Солдаты Рима - Веселов Олег 2 стр.


   Оставался последний путь: через область секванов и эдуев к Арару и далее к Гарумне.

   Стремясь предупредить продвижение гельветов в глубь Галлии, Цезарь поручил командование легионом в Генаве Титу Лабиену, а сам вернулся в Италию. Здесь без разрешения сената он набрал два новых легиона и вместе с ними скорым маршем двинулся к Пенинским Альпам. Три легиона, зимовавшие в окрестностях Аквилеи, получили приказ идти к нему на соединение. С этими войсками он намеревался остановить гельветов и вернуть их на прежнее место, а заодно подчинить власти Рима племена Центральной Галлии.

   Дела заставили Цезаря задержаться в Аримине и теперь он догонял легионы, по всем расчётам уже подходившие к Паду.

   Подъезжая ко второму перекрёстку, всадники придержали лошадей и в поворот вошли шагом. Слева от Цезаря ехал Гай Оппий, один из преданейших его друзей. Справа покачивался в седле легат Луций Росций. Оба были старше Цезаря. Но если Росций своим телосложением и выправкой походил на солдата, то Гай Оппий - на перезревшую тыкву.

   -- Сенат будет недоволен набором новых легионов, - пробурчал Оппий. - Катон опять будет тявкать и пускать слюни, требуя привлечь тебя к ответу.

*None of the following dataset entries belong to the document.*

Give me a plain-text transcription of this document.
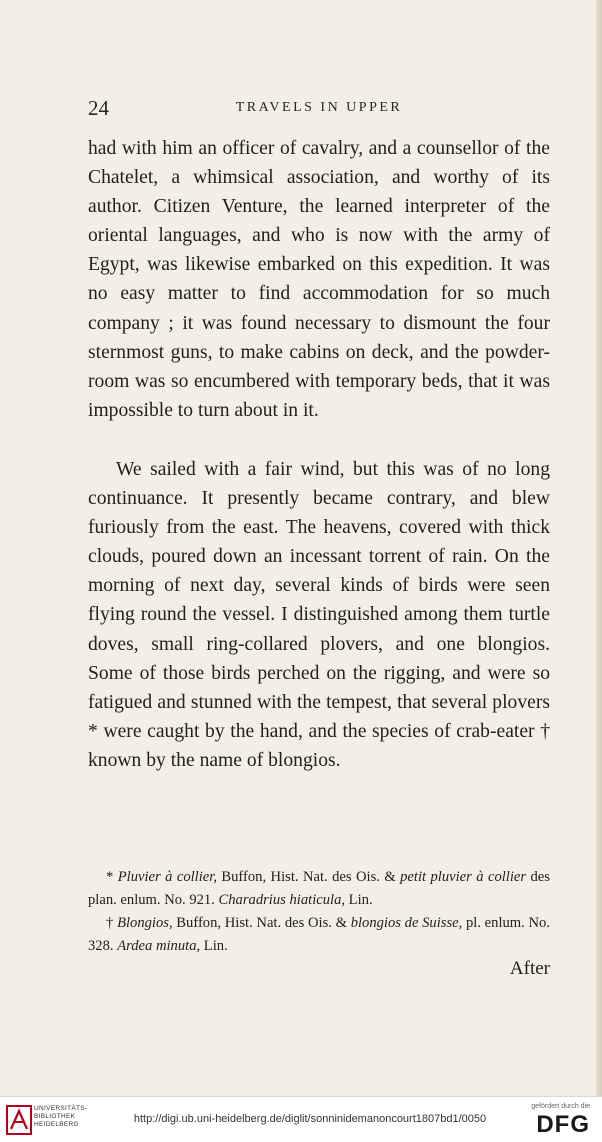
24	TRAVELS IN UPPER

had with him an officer of cavalry, and a counsellor of the Chatelet, a whimsical association, and worthy of its author. Citizen Venture, the learned interpreter of the oriental languages, and who is now with the army of Egypt, was likewise embarked on this expedition. It was no easy matter to find accommodation for so much company ; it was found necessary to dismount the four sternmost guns, to make cabins on deck, and the powder-room was so encumbered with temporary beds, that it was impossible to turn about in it.

We sailed with a fair wind, but this was of no long continuance. It presently became contrary, and blew furiously from the east. The heavens, covered with thick clouds, poured down an incessant torrent of rain. On the morning of next day, several kinds of birds were seen flying round the vessel. I distinguished among them turtle doves, small ring-collared plovers, and one blongios. Some of those birds perched on the rigging, and were so fatigued and stunned with the tempest, that several plovers * were caught by the hand, and the species of crab-eater † known by the name of blongios.

* Pluvier à collier, Buffon, Hist. Nat. des Ois. & petit pluvier à collier des plan. enlum. No. 921. Charadrius hiaticula, Lin.

† Blongios, Buffon, Hist. Nat. des Ois. & blongios de Suisse, pl. enlum. No. 328. Ardea minuta, Lin.

After
UNIVERSITÄTS-
BIBLIOTHEK
HEIDELBERG	http://digi.ub.uni-heidelberg.de/diglit/sonninidemanoncourt1807bd1/0050
gefördert durch die
DFG
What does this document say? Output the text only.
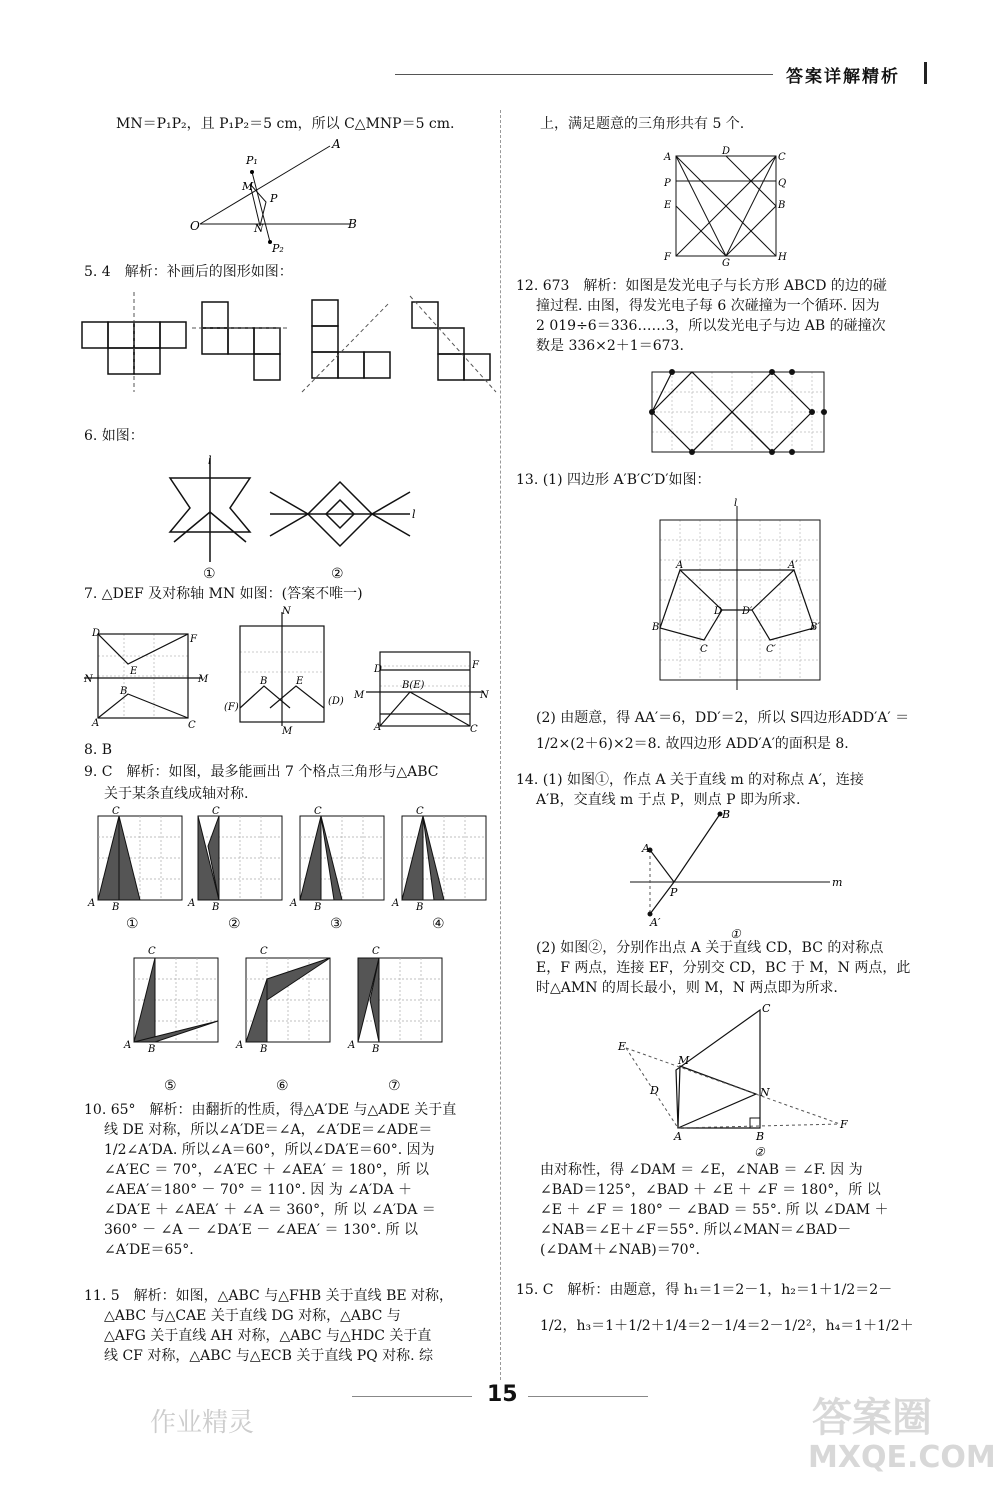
答案详解精析
MN＝P₁P₂，且 P₁P₂＝5 cm，所以 C△MNP＝5 cm.
O
A
B
P₁
M
P
N
P₂
5. 4　解析：补画后的图形如图：
6. 如图：
l
l
①	②
7. △DEF 及对称轴 MN 如图：(答案不唯一)
D
F
N	M
E
B
A	C
N
M
(F)
(D)
B	E
D	F
M	N
B(E)
A	C
8. B
9. C　解析：如图，最多能画出 7 个格点三角形与△ABC
关于某条直线成轴对称.
C	C	C	C
A B	A B	A B	A B
①	②	③	④
C	C	C
A B	A B	A B
⑤	⑥	⑦
10. 65°　解析：由翻折的性质，得△A′DE 与△ADE 关于直
线 DE 对称，所以∠A′DE＝∠A，∠A′DE＝∠ADE＝
1/2∠A′DA. 所以∠A＝60°，所以∠DA′E＝60°. 因为
∠A′EC ＝ 70°，∠A′EC ＋ ∠AEA′ ＝ 180°，所 以
∠AEA′＝180° － 70° ＝ 110°. 因 为 ∠A′DA ＋
∠DA′E ＋ ∠AEA′ ＋ ∠A ＝ 360°，所 以 ∠A′DA ＝
360° － ∠A － ∠DA′E － ∠AEA′ ＝ 130°. 所 以
∠A′DE＝65°.
11. 5　解析：如图，△ABC 与△FHB 关于直线 BE 对称，
△ABC 与△CAE 关于直线 DG 对称，△ABC 与
△AFG 关于直线 AH 对称，△ABC 与△HDC 关于直
线 CF 对称，△ABC 与△ECB 关于直线 PQ 对称. 综
上，满足题意的三角形共有 5 个.
A
D
C
P	Q
E	B
F
G
H
12. 673　解析：如图是发光电子与长方形 ABCD 的边的碰
撞过程. 由图，得发光电子每 6 次碰撞为一个循环. 因为
2 019÷6＝336……3，所以发光电子与边 AB 的碰撞次
数是 336×2＋1＝673.
13. (1) 四边形 A′B′C′D′如图：
l
A	A′
B	B′
C	C′
D D′
(2) 由题意，得 AA′＝6，DD′＝2，所以 S四边形ADD′A′ ＝
1/2×(2＋6)×2＝8. 故四边形 ADD′A′的面积是 8.
14. (1) 如图①，作点 A 关于直线 m 的对称点 A′，连接
A′B，交直线 m 于点 P，则点 P 即为所求.
B
A
P
A′
m
①
(2) 如图②，分别作出点 A 关于直线 CD，BC 的对称点
E，F 两点，连接 EF，分别交 CD，BC 于 M，N 两点，此
时△AMN 的周长最小，则 M，N 两点即为所求.
C
E
M
D	N
A	B
F
②
由对称性，得 ∠DAM ＝ ∠E，∠NAB ＝ ∠F. 因 为
∠BAD＝125°，∠BAD ＋ ∠E ＋ ∠F ＝ 180°，所 以
∠E ＋ ∠F ＝ 180° － ∠BAD ＝ 55°. 所 以 ∠DAM ＋
∠NAB＝∠E＋∠F＝55°. 所以∠MAN＝∠BAD－
(∠DAM＋∠NAB)＝70°.
15. C　解析：由题意，得 h₁＝1＝2－1，h₂＝1＋1/2＝2－
1/2，h₃＝1＋1/2＋1/4＝2－1/4＝2－1/2²，h₄＝1＋1/2＋
15
作业精灵	答案圈
MXQE.COM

   Цезарь брезгливо отмахнулся.

   -- Они проглотили выборы Клодия, проглотят и это. А Катон будет молчать, боясь участи Цицерона.

   -- Катон не будет молчать. Он никогда не замолчит.

   Несколько минут они ехали молча. По мере приближения к горам земля становилась более каменистая, поля уступали место пастбищам. То и дело попадались огромные валуны, поросшие мхом и обвитые снизу прошлогодней травой.

   -- Они уже недовольны, - вновь заговорил Оппий. - Шесть легионов - это слишком... Им не нужен второй Помпей. Они с одним-то справиться не могут, куда уж с двумя... Они потребуют распустить легионы.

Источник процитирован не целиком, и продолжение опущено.